За столом ладно и согласно закивали. Зал недовольно гудел. Мужчина на сцене покорно ждал сигнала о начале выступления. Пауза затянулась.
- И всё-таки я настаиваю. Если человек подал заявку и уже, извините, вышел на сцену, нельзя ему отказывать, иначе мы будем выглядеть предвзятыми, более того – невоспитанными, не уважающими участников, - не согласился Брагин, в его тонком голосе вдруг появились басовитые ноты.
- А он нас уважает? Вот, взять и выйти в таком виде - это уважение? Да и возраст… Ну, куда ему в таланты? - недовольно простонала Виктория Яковлевна. – Хорошо, пусть будет по- вашему, - утверждающе кивнула Корж и, взяв в руки микрофон, недовольным тоном назидательно обратилась к мужчине на сцене, - участник, представьтесь, пожалуйста!
- Назаров Евгений Максимович, - вытянув худую шею, неуверенно сказал мужчина.
- Что вы будете исполнять, Евгений Максимович?
- Песню собственного сочинения «Наш путь», - ответил Назаров.
- Ещё и собственного сочинения… - бросив на стол микрофон и закатив кверху ярко накрашенные глаза, вздохнула Корж. – Представляю, что мы сейчас услышим. И откуда они только берутся – вот эти доморощенные сочинители и графоманы?
- Виктория Яковлевна, конкурс называется «Алло, мы ищем таланты!» - негодующе буркнул Брагин, его руки тряслись, лицо покрылось испариной. – И в данный момент именно мы с вами являемся искателями этих талантов и вершителями судеб участников. Таланту не обязательно выходить на сцену в костюме с бабочкой или, извините, в сверкающих трусах. И возрастной ценз на конкурсе установлен не был…
- Я услышала вас, Николай Иванович, пусть поёт, потерпим ещё пять минут. Правильно, коллеги? – откинувшись в кресле, метнула Корж, за столом снова утвердительно закивали.
Евгений Максимович, уже подстроивший свою гитару, элегантно потянул в лёгкие воздух, закрыл глаза и взял первый аккорд.
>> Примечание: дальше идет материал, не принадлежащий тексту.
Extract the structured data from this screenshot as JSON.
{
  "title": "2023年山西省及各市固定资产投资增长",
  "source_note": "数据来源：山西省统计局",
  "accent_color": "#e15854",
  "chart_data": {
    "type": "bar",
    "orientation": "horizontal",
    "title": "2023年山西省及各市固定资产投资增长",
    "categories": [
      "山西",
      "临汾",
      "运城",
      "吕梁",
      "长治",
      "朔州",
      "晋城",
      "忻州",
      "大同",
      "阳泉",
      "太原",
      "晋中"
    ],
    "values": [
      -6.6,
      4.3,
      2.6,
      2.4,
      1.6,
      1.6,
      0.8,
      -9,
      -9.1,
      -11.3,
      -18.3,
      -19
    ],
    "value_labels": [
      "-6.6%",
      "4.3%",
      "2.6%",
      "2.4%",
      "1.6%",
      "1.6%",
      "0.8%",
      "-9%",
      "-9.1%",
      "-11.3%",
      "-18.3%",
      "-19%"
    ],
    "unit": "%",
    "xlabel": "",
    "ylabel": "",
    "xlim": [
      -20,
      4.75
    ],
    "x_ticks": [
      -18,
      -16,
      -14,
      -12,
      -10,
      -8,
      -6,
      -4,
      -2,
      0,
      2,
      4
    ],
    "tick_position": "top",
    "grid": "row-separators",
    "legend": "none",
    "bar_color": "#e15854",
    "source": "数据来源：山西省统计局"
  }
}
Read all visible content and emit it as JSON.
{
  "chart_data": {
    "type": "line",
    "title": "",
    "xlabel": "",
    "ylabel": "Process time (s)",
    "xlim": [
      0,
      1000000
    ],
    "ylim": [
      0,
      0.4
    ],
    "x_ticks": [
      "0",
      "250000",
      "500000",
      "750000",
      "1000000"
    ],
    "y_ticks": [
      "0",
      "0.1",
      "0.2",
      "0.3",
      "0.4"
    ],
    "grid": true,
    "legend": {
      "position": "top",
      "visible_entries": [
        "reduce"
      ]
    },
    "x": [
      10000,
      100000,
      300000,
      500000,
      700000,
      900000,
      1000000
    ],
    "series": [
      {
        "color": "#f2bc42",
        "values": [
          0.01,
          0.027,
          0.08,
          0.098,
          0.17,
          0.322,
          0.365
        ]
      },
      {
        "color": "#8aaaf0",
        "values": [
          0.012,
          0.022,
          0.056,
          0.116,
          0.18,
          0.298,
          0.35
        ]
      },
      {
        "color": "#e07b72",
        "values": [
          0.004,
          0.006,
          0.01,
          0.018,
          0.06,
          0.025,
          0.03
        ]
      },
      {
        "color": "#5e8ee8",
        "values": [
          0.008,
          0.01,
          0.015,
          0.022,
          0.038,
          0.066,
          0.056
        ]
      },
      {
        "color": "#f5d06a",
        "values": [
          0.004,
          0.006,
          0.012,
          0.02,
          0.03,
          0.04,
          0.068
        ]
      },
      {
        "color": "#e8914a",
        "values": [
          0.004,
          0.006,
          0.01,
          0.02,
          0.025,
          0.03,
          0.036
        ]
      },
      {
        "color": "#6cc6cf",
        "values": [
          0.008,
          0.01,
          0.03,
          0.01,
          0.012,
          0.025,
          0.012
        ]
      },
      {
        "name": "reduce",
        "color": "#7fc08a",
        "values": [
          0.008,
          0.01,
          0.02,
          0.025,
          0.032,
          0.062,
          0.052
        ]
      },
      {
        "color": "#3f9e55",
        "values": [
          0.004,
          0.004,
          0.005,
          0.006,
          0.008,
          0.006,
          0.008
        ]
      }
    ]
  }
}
Нет, это не был привычный, протёрший первые лады на миллионах гитар всего мира, примитивный ля минор - это был очень мудрёный, какой-то рассеянный, растекающийся в нескольких плоскостях джазовый аккорд, уловить гармонию которого сложно даже опытным музыкантам. Но дальше вместо ожидаемого голосового баритончика и набора банальных песенных фраз весь зал услышал трубу. Да, да, зазвучал самый настоящий трёхпомповый альт с идеально режущей застывшее пространство медью на выходе.
- Как он это делает? Это он так губами играет или чем? – зашумели в зале.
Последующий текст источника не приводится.